The sun came up, and I rose and made a pot of coffee. I fed my cat and then showered and got ready for the long ride to see Marcus.
This particular Sunday I liked the quiet of the four-hour or so drive to Dannemora, which rises like a fortress in upstate New York. My family, anyone who’s spent time there, calls it Little Siberia. In the winter, Oneida County might as well be the real Siberia. Snowfall is measured in feet, not inches. The lake system means lots of white-outs, snow and fog blowing in off the water. It’s desolate and despairing. And in the midst of this harsh landscape, the stone prison rises, forbidding, like an evil queen’s torturous snow palace.
In contrast, during the summer, the area around Dannemora is green and lush. But it’s still isolated. No one else lives in Clinton, New York, except the prison guards, workers and their families. I mean, others do, but the town mostly exists for the support of Little Siberia.
I’ve spent much of my life visiting relatives in prison, including my grandfather. Each penitentiary has its own atmosphere and variations on the rules. My father and Mikey usually served at minimum-security facilities. I had uncles who served in Dannemora, Sing-Sing and Auburn. One of my more troubled cousins even got involved in a major drug-trafficking scheme and is serving in the escape-proof federal facility in Leavenworth, Kansas. He’ll be there a long time, thanks to minimum-sentencing guidelines.
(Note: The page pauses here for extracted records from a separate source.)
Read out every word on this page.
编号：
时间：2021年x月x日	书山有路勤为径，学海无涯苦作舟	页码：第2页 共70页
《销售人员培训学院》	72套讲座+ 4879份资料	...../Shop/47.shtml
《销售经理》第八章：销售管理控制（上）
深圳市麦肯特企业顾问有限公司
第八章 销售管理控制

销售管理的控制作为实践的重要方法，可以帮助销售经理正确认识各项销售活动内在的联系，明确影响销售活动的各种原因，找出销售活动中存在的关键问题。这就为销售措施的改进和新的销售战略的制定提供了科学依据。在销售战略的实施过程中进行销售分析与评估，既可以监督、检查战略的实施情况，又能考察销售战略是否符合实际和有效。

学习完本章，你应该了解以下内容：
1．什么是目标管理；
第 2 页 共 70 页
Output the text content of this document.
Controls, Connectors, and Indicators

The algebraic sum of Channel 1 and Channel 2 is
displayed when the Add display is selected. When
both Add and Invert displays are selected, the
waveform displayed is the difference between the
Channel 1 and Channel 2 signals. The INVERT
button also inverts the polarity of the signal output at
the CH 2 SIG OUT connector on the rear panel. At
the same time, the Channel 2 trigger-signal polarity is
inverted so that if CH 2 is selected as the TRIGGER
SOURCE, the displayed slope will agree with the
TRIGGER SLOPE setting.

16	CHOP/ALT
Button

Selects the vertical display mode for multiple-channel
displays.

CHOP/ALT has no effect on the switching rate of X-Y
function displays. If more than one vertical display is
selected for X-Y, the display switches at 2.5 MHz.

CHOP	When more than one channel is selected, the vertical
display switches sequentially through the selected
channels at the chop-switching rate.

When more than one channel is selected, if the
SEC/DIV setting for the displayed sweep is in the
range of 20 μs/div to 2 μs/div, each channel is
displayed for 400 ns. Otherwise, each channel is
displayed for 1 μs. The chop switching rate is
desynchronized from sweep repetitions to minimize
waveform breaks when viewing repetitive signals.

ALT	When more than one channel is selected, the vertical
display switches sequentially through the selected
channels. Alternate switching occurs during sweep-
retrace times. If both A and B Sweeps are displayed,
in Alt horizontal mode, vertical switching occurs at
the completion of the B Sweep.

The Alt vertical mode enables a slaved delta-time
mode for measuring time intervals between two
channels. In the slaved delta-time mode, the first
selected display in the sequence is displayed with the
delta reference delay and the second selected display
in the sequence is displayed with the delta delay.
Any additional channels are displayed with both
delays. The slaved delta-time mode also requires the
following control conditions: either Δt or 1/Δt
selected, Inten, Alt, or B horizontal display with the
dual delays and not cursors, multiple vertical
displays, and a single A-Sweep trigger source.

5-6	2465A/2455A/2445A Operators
He’s gone practically mad from the lack of human contact there—his behavior’s earned him time in a lockdown section where no natural light ever makes its way in.
Prison has sounds like no other place. An echoing roar of male voices, almost like a buzzing hive of killer bees. Bars clanging, buzzers sounding, shouts, screams, catcalls, whistles, televisions blaring. If you watch carefully, you can see men communicating with hand signals. Gang signs flash. When I arrived at Dannemora, I waited to be processed, identified as one of Marcus Hopkins’s defense-team members. Eventually I was shown to a meeting room where Marcus and I could talk.